How the microwave was invented
The microwave oven is of the all-time great "accidental" discoveries of science. In the 1940s, American engineer Percy Spencer was working at Raytheon Technologies testing an active radar while he had a chocolate bar in his pocket. At some point, he noticed that the chocolate
had melted into his pocket. Rather than merely changing his trousers, he realised the potential to heat food using a high-density electromagnetic field (and presumably also changed his trousers). He first experimented by getting a bag of popcorn, and attempting to heat that. It worked. He pushed his luck and tried to heat an egg, which exploded spectacularly, thus also inventing the "don't put an egg in the microwave" rule. Spencer next worked on putting magnetrons (which create microwave radiation) inside a Faraday cage (which blocks electromagnetic fields). The result was a massive microwave oven – around the size of a fridge – which Raytheon began to sell commercially to restaurants in 1947, at $5000 (around $60,000 today). However, the microwave was not widespread until it was made smaller and cheaper, which wouldn't really happen until the late 1960s or early 1970s.

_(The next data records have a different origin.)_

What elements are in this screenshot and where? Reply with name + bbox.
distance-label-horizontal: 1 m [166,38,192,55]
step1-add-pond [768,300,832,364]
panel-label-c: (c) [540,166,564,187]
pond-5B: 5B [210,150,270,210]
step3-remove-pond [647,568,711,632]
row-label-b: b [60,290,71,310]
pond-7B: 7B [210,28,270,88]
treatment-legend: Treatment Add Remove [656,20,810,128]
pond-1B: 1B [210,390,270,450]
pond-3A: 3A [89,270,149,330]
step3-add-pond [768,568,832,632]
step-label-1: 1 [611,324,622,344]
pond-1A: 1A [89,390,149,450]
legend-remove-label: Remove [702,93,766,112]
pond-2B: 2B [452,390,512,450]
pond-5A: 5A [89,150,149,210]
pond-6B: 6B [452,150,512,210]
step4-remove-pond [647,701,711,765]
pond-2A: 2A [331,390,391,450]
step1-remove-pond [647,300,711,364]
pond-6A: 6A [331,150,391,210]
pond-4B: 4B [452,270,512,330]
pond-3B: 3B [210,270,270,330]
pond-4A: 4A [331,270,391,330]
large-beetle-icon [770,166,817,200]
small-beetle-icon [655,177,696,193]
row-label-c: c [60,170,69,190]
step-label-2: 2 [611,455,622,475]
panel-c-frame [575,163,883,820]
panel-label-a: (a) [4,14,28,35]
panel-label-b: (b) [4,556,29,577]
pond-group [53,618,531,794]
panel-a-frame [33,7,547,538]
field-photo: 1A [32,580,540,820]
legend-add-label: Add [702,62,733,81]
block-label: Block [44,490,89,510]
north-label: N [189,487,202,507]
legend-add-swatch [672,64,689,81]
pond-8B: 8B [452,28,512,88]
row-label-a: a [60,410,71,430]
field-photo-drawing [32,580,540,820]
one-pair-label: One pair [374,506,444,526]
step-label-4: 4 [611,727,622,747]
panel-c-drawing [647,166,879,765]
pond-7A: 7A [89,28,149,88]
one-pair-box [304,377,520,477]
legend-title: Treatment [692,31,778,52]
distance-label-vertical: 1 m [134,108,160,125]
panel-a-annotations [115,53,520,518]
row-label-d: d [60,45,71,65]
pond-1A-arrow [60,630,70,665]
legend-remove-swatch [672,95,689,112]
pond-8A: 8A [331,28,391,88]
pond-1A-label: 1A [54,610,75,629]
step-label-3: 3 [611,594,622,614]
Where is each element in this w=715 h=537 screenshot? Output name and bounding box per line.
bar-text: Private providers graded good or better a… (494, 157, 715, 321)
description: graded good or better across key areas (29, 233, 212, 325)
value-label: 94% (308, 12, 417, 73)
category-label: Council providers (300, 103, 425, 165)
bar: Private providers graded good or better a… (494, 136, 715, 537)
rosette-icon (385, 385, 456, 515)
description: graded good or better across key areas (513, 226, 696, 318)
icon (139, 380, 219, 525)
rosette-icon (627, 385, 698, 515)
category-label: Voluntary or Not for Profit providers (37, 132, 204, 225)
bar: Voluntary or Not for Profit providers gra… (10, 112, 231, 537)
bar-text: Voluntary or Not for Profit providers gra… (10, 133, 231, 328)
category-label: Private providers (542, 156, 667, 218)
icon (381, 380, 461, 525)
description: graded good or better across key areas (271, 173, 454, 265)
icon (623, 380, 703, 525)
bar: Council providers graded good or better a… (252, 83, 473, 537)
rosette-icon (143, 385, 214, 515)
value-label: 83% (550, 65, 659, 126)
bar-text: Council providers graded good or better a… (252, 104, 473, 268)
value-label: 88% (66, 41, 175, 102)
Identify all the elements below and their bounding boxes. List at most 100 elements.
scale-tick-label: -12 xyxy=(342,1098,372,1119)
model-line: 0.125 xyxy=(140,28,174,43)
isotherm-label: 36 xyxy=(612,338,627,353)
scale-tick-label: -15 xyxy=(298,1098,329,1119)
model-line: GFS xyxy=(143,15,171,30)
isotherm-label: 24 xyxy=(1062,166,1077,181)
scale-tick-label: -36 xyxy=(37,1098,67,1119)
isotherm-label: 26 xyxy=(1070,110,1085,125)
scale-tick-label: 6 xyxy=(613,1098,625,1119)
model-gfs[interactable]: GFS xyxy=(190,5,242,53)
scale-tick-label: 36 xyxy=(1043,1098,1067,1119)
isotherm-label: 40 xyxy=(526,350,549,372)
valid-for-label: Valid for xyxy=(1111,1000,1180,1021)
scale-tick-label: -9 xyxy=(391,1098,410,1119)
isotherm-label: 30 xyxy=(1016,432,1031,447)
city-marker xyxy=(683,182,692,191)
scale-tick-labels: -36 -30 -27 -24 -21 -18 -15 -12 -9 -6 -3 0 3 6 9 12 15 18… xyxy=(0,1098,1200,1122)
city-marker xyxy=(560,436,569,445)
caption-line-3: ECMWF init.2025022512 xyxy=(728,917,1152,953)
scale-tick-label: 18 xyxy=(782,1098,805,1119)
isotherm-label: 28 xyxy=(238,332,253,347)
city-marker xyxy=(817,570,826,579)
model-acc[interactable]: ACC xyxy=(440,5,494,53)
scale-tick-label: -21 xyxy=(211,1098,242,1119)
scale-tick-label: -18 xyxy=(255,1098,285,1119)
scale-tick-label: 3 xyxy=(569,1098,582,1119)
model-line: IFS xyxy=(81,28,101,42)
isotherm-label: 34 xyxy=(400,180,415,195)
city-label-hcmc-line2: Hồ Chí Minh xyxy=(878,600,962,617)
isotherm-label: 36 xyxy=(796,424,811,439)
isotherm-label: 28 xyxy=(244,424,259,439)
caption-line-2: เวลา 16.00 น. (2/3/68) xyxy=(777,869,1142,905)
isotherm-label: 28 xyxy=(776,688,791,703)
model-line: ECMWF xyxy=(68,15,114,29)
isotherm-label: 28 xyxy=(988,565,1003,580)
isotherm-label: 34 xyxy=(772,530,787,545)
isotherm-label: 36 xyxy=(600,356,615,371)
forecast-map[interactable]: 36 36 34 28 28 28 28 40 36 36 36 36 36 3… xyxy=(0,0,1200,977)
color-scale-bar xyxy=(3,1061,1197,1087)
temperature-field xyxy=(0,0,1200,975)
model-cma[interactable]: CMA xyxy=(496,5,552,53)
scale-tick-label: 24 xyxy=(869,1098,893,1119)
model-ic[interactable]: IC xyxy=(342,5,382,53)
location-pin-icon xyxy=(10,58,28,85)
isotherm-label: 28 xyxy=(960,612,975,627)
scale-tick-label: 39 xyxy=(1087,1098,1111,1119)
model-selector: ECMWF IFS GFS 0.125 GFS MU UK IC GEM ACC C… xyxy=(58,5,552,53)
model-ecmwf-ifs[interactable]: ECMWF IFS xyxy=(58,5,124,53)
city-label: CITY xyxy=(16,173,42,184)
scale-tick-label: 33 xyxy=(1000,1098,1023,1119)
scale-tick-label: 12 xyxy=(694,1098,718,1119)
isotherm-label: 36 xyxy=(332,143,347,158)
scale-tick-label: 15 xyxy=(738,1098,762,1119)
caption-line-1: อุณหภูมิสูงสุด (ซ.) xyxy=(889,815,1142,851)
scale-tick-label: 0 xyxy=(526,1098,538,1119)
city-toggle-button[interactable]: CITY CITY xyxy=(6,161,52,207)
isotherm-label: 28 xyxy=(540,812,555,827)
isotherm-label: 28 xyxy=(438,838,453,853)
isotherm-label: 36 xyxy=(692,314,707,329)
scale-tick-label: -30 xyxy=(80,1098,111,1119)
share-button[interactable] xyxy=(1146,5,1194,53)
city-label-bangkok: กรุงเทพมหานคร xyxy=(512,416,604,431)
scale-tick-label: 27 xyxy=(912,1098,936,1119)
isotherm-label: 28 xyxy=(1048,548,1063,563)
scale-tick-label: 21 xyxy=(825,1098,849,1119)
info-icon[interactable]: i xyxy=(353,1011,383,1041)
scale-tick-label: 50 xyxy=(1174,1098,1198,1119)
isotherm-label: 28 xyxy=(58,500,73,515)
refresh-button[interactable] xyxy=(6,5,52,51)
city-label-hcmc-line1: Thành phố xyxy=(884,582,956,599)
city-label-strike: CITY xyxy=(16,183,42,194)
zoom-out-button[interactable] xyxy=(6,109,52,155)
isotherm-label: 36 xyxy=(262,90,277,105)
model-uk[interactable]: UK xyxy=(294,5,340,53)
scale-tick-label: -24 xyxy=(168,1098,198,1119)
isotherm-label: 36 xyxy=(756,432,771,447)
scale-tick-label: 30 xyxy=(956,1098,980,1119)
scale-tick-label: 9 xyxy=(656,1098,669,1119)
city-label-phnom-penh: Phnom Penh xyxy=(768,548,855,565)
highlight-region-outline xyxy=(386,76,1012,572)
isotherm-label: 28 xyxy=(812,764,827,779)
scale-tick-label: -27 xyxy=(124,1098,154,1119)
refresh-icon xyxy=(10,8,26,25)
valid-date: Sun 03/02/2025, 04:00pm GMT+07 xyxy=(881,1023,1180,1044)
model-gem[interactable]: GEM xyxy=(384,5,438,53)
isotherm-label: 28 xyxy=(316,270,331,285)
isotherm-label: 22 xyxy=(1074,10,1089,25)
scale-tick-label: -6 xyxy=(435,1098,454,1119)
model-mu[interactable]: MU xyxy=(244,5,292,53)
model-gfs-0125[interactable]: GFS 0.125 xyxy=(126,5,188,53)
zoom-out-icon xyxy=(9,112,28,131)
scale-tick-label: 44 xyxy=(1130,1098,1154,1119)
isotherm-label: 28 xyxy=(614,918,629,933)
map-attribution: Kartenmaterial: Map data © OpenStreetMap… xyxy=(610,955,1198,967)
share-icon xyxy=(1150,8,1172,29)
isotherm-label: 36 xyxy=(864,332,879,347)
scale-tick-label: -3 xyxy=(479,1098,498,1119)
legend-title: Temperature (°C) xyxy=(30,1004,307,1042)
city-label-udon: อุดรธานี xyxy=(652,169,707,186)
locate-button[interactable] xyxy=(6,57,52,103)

Great suffering post eviction
After being evicted from the townhouse he was renting in 1979, the tenant filed a lawsuit against his former landlord seeking US$11,000 in compensation. The tenant claimed that the eviction had caused him and his family to suffer from "colds, nausea, upset stomach, diarrhoea, dysentery, loss of hair, sweating palms, the need to void, the inability to void, nightmares, insomnia, dandruff, bad breath, dirty fingernails, odoriferous body odours (especially of the feet), palm itching, the blues and the blahs, nervousness, dry heaves and crying spells". He didn't win.